@anjalima Well, here is one with exemestane (I omitted some of the technical details), but another with Letrozole from some time ago I am trying to 'refind' (lost in my files!). I wrote a Dr who did a similar study (not yet published) with the same AI and he thought results would be similar for Arimidex, although arimidex is different from exemestane, a steroidal. Again, not all might agree with this...
On other issue, I know a woman with early stage bc who is in a clinical trial here in Canada to test whether 2 yrs on an AI is as good as 5 yrs...food for thought!
JAMA Oncol
. 2023 Mar 23;e230089. doi: 10.1001/jamaoncol.2023.0089. Online ahead of print.
Efficacy of Alternative Dose Regimens of Exemestane in Postmenopausal Women With Stage 0 to II Estrogen Receptor-Positive Breast Cancer: A Randomized Clinical Trial
Davide Serrano et al
PMID: 36951827 PMCID: PMC10037202 (available on 2024-03-23) DOI: 10.1001/jamaoncol.2023.0089
Abstract
Importance: Successful therapeutic cancer prevention requires definition of the minimal effective dose. Aromatase inhibitors decrease breast cancer incidence in high-risk women, but use in prevention and compliance in adjuvant settings are hampered by adverse events.
Objective: To compare the noninferiority percentage change of estradiol in postmenopausal women with estrogen receptor-positive breast cancer given exemestane, 25 mg, 3 times weekly or once weekly vs a standard daily dose with a noninferiority margin of -6%.
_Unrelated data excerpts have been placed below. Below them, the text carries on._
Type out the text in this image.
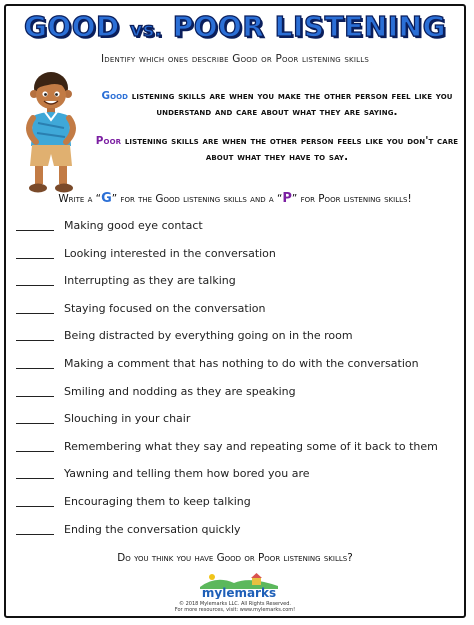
GOOD vs. POOR LISTENING
Identify which ones describe Good or Poor listening skills
Good listening skills are when you make the other person feel like you understand and care about what they are saying.
Poor listening skills are when the other person feels like you don't care about what they have to say.
Write a “G” for the Good listening skills and a “P” for Poor listening skills!
Making good eye contact
Looking interested in the conversation
Interrupting as they are talking
Staying focused on the conversation
Being distracted by everything going on in the room
Making a comment that has nothing to do with the conversation
Smiling and nodding as they are speaking
Slouching in your chair
Remembering what they say and repeating some of it back to them
Yawning and telling them how bored you are
Encouraging them to keep talking
Ending the conversation quickly
Do you think you have Good or Poor listening skills?
mylemarks
© 2018 Mylemarks LLC. All Rights Reserved.
For more resources, visit: www.mylemarks.com!
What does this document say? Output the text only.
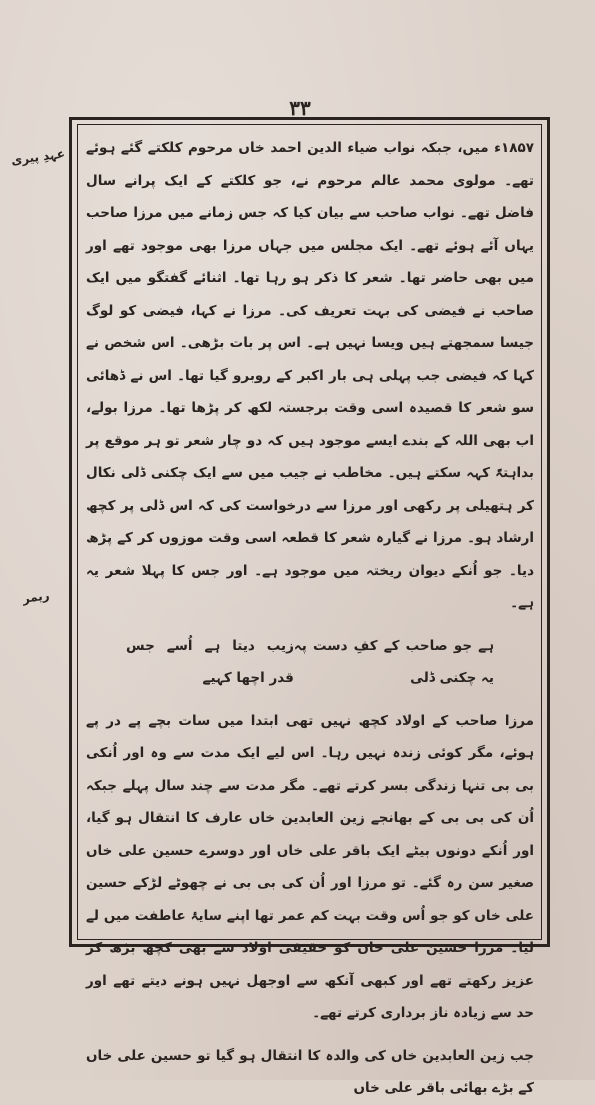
۳۳
عہدِ پیری
ریمر

۱۸۵۷ء میں، جبکہ نواب ضیاء الدین احمد خاں مرحوم کلکتے گئے ہوئے تھے۔ مولوی محمد عالم مرحوم نے، جو کلکتے کے ایک پرانے سال فاضل تھے۔ نواب صاحب سے بیان کیا کہ جس زمانے میں مرزا صاحب یہاں آئے ہوئے تھے۔ ایک مجلس میں جہاں مرزا بھی موجود تھے اور میں بھی حاضر تھا۔ شعر کا ذکر ہو رہا تھا۔ اثنائے گفتگو میں ایک صاحب نے فیضی کی بہت تعریف کی۔ مرزا نے کہا، فیضی کو لوگ جیسا سمجھتے ہیں ویسا نہیں ہے۔ اس پر بات بڑھی۔ اس شخص نے کہا کہ فیضی جب پہلی ہی بار اکبر کے روبرو گیا تھا۔ اس نے ڈھائی سو شعر کا قصیدہ اسی وقت برجستہ لکھ کر پڑھا تھا۔ مرزا بولے، اب بھی اللہ کے بندے ایسے موجود ہیں کہ دو چار شعر تو ہر موقع پر بداہتہً کہہ سکتے ہیں۔ مخاطب نے جیب میں سے ایک چکنی ڈلی نکال کر ہتھیلی پر رکھی اور مرزا سے درخواست کی کہ اس ڈلی پر کچھ ارشاد ہو۔ مرزا نے گیارہ شعر کا قطعہ اسی وقت موزوں کر کے پڑھ دیا۔ جو اُنکے دیوان ریختہ میں موجود ہے۔ اور جس کا پہلا شعر یہ ہے۔

ہے جو صاحب کے کفِ دست پہ یہ چکنی ڈلی
زیب دیتا ہے اُسے جس قدر اچھا کہیے

مرزا صاحب کے اولاد کچھ نہیں تھی ابتدا میں سات بچے پے در پے ہوئے، مگر کوئی زندہ نہیں رہا۔ اس لیے ایک مدت سے وہ اور اُنکی بی بی تنہا زندگی بسر کرتے تھے۔ مگر مدت سے چند سال پہلے جبکہ اُن کی بی بی کے بھانجے زین العابدین خاں عارف کا انتقال ہو گیا، اور اُنکے دونوں بیٹے ایک باقر علی خاں اور دوسرے حسین علی خاں صغیر سن رہ گئے۔ تو مرزا اور اُن کی بی بی نے چھوٹے لڑکے حسین علی خاں کو جو اُس وقت بہت کم عمر تھا اپنے سایۂ عاطفت میں لے لیا۔ مرزا حسین علی خاں کو حقیقی اولاد سے بھی کچھ بڑھ کر عزیز رکھتے تھے اور کبھی آنکھ سے اوجھل نہیں ہونے دیتے تھے اور حد سے زیادہ ناز برداری کرتے تھے۔

جب زین العابدین خاں کی والدہ کا انتقال ہو گیا تو حسین علی خاں کے بڑے بھائی باقر علی خاں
Design, setting, and participants: This multicenter, presurgical, double-blind phase 2b randomized clinical trial evaluated 2 alternative dosing schedules of exemestane. Postmenopausal women with estrogen receptor-positive breast cancer who were candidates for breast surgery were screened from February 1, 2017, to August 31, 2019. Blood samples were collected at baseline and final visit; tissue biomarker changes were assessed from diagnostic biopsy and surgical specimen. Biomarkers were measured in different laboratories between April 2020 and December 2021.
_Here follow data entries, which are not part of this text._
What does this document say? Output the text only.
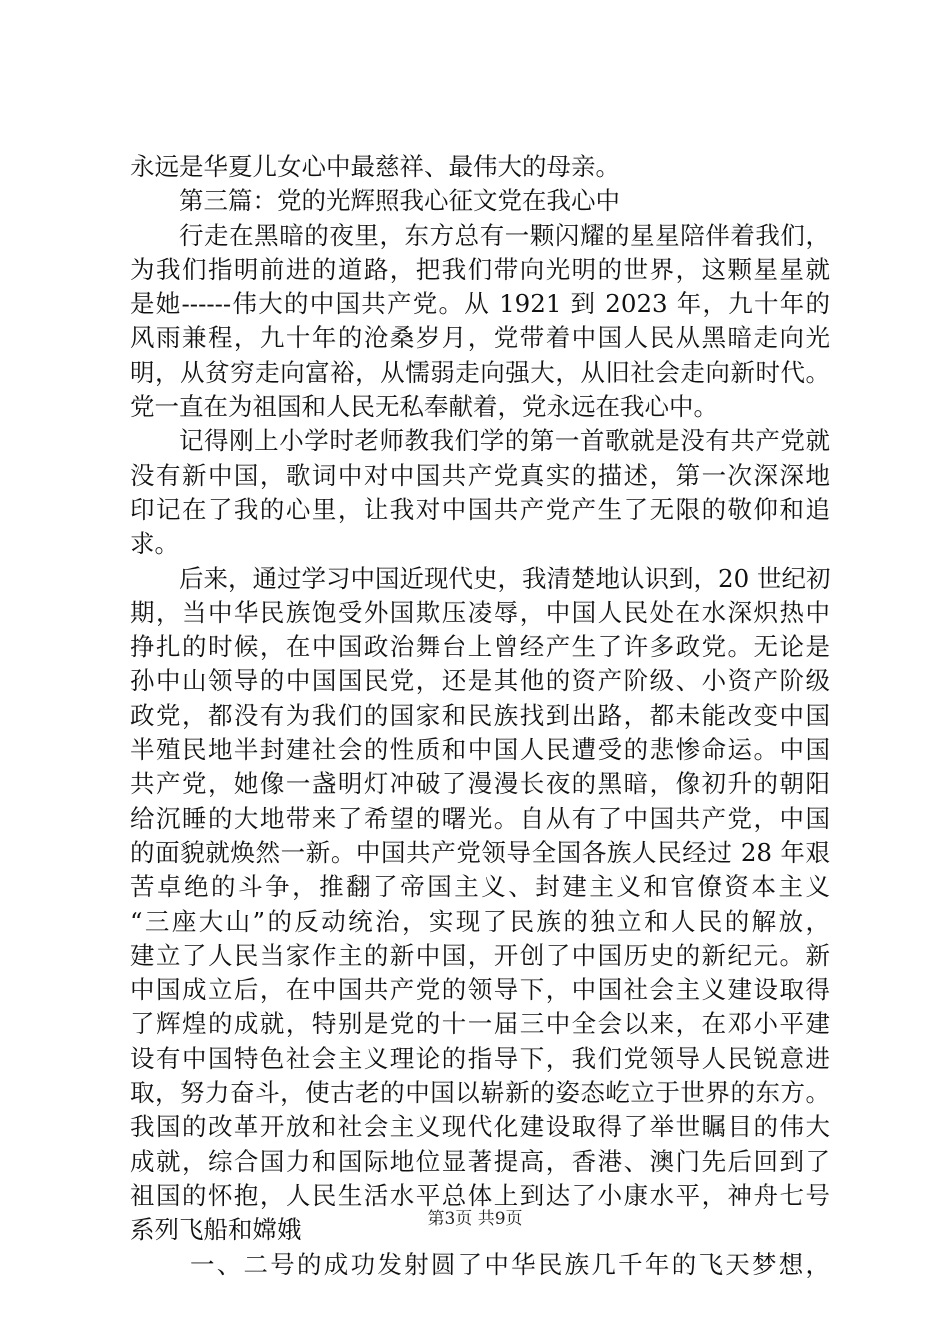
永远是华夏儿女心中最慈祥、最伟大的母亲。
第三篇：党的光辉照我心征文党在我心中
行走在黑暗的夜里，东方总有一颗闪耀的星星陪伴着我们，
为我们指明前进的道路，把我们带向光明的世界，这颗星星就
是她------伟大的中国共产党。从 1921 到 2023 年，九十年的
风雨兼程，九十年的沧桑岁月，党带着中国人民从黑暗走向光
明，从贫穷走向富裕，从懦弱走向强大，从旧社会走向新时代。
党一直在为祖国和人民无私奉献着，党永远在我心中。
记得刚上小学时老师教我们学的第一首歌就是没有共产党就
没有新中国，歌词中对中国共产党真实的描述，第一次深深地
印记在了我的心里，让我对中国共产党产生了无限的敬仰和追
求。
后来，通过学习中国近现代史，我清楚地认识到，20 世纪初
期，当中华民族饱受外国欺压凌辱，中国人民处在水深炽热中
挣扎的时候，在中国政治舞台上曾经产生了许多政党。无论是
孙中山领导的中国国民党，还是其他的资产阶级、小资产阶级
政党，都没有为我们的国家和民族找到出路，都未能改变中国
半殖民地半封建社会的性质和中国人民遭受的悲惨命运。中国
共产党，她像一盏明灯冲破了漫漫长夜的黑暗，像初升的朝阳
给沉睡的大地带来了希望的曙光。自从有了中国共产党，中国
的面貌就焕然一新。中国共产党领导全国各族人民经过 28 年艰
苦卓绝的斗争，推翻了帝国主义、封建主义和官僚资本主义
“三座大山”的反动统治，实现了民族的独立和人民的解放，
建立了人民当家作主的新中国，开创了中国历史的新纪元。新
中国成立后，在中国共产党的领导下，中国社会主义建设取得
了辉煌的成就，特别是党的十一届三中全会以来，在邓小平建
设有中国特色社会主义理论的指导下，我们党领导人民锐意进
取，努力奋斗，使古老的中国以崭新的姿态屹立于世界的东方。
我国的改革开放和社会主义现代化建设取得了举世瞩目的伟大
成就，综合国力和国际地位显著提高，香港、澳门先后回到了
祖国的怀抱，人民生活水平总体上到达了小康水平，神舟七号
系列飞船和嫦娥
一、二号的成功发射圆了中华民族几千年的飞天梦想，
第3页 共9页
Interventions: Exemestane, 25 mg, once daily, 3 times weekly, or once weekly for 4 to 6 weeks before surgery.
Results: A total of 180 women were randomized into 1 of the 3 arms; median (IQR) age was 66 (60-71) years, 63 (60-69) years, and 65 (61-70) years in the once-daily, 3-times-weekly, and once-weekly arms, respectively. ... Sex hormone-binding globulin and high-density lipoprotein cholesterol had a better profile among participants in the 3-times-weekly arm compared with once-daily arm. Adverse events were similar in all arms.
Conclusions and relevance: In this randomized clinical trial, exemestane, 25 mg, given 3 times weekly in compliant patients was noninferior to the once-daily dosage in decreasing serum estradiol. This new schedule should be further studied in prevention studies and in women who do not tolerate the daily dose in the adjuvant setting.
@anjalima OK, here's the Letrozole one:
Double-blind, Randomized Trial of Alternative Letrozole Dosing Regimens in Postmenopausal Women with Increased Breast Cancer Risk
Cancer Prev Res (Phila). 2016 February ; 9(2): 142–148. doi:10.1158/1940-6207.CAPR-15-0322.
Ana Maria López et al
Abstract
Aromatase inhibitors (AIs) profoundly suppress estrogen levels in postmenopausal women and are effective in breast cancer prevention among high-risk postmenopausal women. Unfortunately, AI treatment is associated with undesirable side effects that limit patient acceptance for primary prevention of breast cancer. A double-blind, randomized trial was conducted to determine whether low and intermittent doses of letrozole can achieve effective estrogen suppression with a more favorable side effect profile. Overall, 112 postmenopausal women at increased risk for breast cancer were randomized to receive letrozole at 2.5 mg once daily (QD, standard dose arm), 2.5 mg every Monday, Wednesday, and Friday (Q-MWF), 1.0 mg Q-MWF or 0.25 mg Q-MWF for 24 weeks. Primary endpoint was suppression in serum estradiol levels at the end of letrozole intervention. Secondary endpoints included changes in serum estrone, testosterone, C-telopeptide (marker of bone resorption), lipid profile and quality of life measures (QoL) following treatment. Significant estrogen suppression was observed in all dose arms with an average of 75 – 78% and 86 – 93% reduction in serum estradiol and estrone levels, respectively. There were no differences among dose arms with respect to changes in C-telopeptide levels, lipid profile, adverse events (AEs) or QoL measures. We conclude that low and intermittent doses of letrozole are not inferior to standard dose in estrogen suppression and resulted in a similar side effect profile compared to standard dose. Further studies are needed to determine the feasibility of selecting an effective AI dosing schedule with better tolerability.